The "giant cowbells" here are bells worn by actual cows, not musical instruments as in the SNL "More Cowbell" sketch, but the reference comes immediately after a description of a musical performance.
Cowbell first came up in the comments on "A touch of Pixie dust," where Bill mentioned a dream about "the word 'Cowbill', which I took as a play on words for Cowbell," and I then mentioned the sketch again in "Rub-a-dub-dub, it was the Summer of Love" and "Cold Brother, the Background Brethren, and Christopher Walken," the latter of which references my earlier mention in the 2023 post "Gordon Lightfoot's UFO song."
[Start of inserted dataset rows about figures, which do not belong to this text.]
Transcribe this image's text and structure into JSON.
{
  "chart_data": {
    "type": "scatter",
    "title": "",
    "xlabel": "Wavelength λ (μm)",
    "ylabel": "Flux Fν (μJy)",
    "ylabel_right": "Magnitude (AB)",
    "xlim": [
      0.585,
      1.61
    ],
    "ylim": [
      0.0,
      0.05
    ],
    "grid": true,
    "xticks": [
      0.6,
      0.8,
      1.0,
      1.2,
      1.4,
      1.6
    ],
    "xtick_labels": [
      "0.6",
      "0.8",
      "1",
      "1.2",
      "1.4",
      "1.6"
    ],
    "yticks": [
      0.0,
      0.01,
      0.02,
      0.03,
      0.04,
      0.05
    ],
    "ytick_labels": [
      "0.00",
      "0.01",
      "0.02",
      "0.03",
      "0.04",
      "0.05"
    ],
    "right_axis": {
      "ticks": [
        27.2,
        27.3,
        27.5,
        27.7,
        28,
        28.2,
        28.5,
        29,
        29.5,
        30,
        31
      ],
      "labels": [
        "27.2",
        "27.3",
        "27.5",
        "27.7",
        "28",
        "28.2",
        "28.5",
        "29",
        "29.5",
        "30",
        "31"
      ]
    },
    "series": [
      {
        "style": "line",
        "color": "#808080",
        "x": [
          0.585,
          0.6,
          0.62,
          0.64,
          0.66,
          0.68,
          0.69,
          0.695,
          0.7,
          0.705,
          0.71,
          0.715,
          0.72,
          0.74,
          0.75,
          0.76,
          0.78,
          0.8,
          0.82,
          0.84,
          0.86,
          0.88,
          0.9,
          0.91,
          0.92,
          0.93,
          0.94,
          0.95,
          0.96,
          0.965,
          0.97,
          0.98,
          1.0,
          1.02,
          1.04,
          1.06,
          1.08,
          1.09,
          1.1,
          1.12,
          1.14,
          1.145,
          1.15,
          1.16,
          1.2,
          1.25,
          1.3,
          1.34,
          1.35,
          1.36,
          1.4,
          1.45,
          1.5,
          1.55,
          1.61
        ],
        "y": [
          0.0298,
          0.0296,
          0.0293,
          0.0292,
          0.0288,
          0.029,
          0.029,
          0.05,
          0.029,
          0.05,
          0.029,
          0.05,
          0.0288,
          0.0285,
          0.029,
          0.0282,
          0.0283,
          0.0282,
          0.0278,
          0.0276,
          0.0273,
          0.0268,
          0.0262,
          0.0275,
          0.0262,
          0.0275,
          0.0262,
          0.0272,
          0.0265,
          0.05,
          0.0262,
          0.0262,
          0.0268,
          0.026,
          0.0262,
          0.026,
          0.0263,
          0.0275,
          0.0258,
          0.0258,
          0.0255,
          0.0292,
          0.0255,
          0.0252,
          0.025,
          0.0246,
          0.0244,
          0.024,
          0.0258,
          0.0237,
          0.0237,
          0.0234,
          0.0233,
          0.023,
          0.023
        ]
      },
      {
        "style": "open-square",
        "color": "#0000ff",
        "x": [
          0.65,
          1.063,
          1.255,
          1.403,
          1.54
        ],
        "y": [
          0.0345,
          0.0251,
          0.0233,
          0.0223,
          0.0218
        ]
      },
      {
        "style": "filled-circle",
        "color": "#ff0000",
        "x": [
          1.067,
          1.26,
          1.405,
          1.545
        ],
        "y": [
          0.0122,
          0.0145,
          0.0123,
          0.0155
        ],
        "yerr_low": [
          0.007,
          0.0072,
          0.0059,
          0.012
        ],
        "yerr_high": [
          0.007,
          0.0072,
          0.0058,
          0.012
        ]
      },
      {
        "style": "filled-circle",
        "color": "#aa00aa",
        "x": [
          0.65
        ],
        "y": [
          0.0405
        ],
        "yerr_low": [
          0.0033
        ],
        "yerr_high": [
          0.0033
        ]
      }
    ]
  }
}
A search of the blog turned up one even earlier reference: "Now, O now, in this brown land" in 2022. That post also quotes Shakespeare's Sonnet 116 in its entirety. This is a sync because on October 18 I posted "On the marriage of true minds," which borrows and subverts numerous phrases from that sonnet. The next day, October, 19, I rewatched the "More Cowbell" sketch (inspired by references to BOC in a book I'm reading) and then saw Bill's "Cowbill" comment. I had no conscious thought of "More Cowbell" when I wrote "On the marriage of true minds." The poem was, rather, inspired by the "total table" in Chelmaxioms, which got me thinking about altars and then about the alter/altar homophony from which the poem germinated.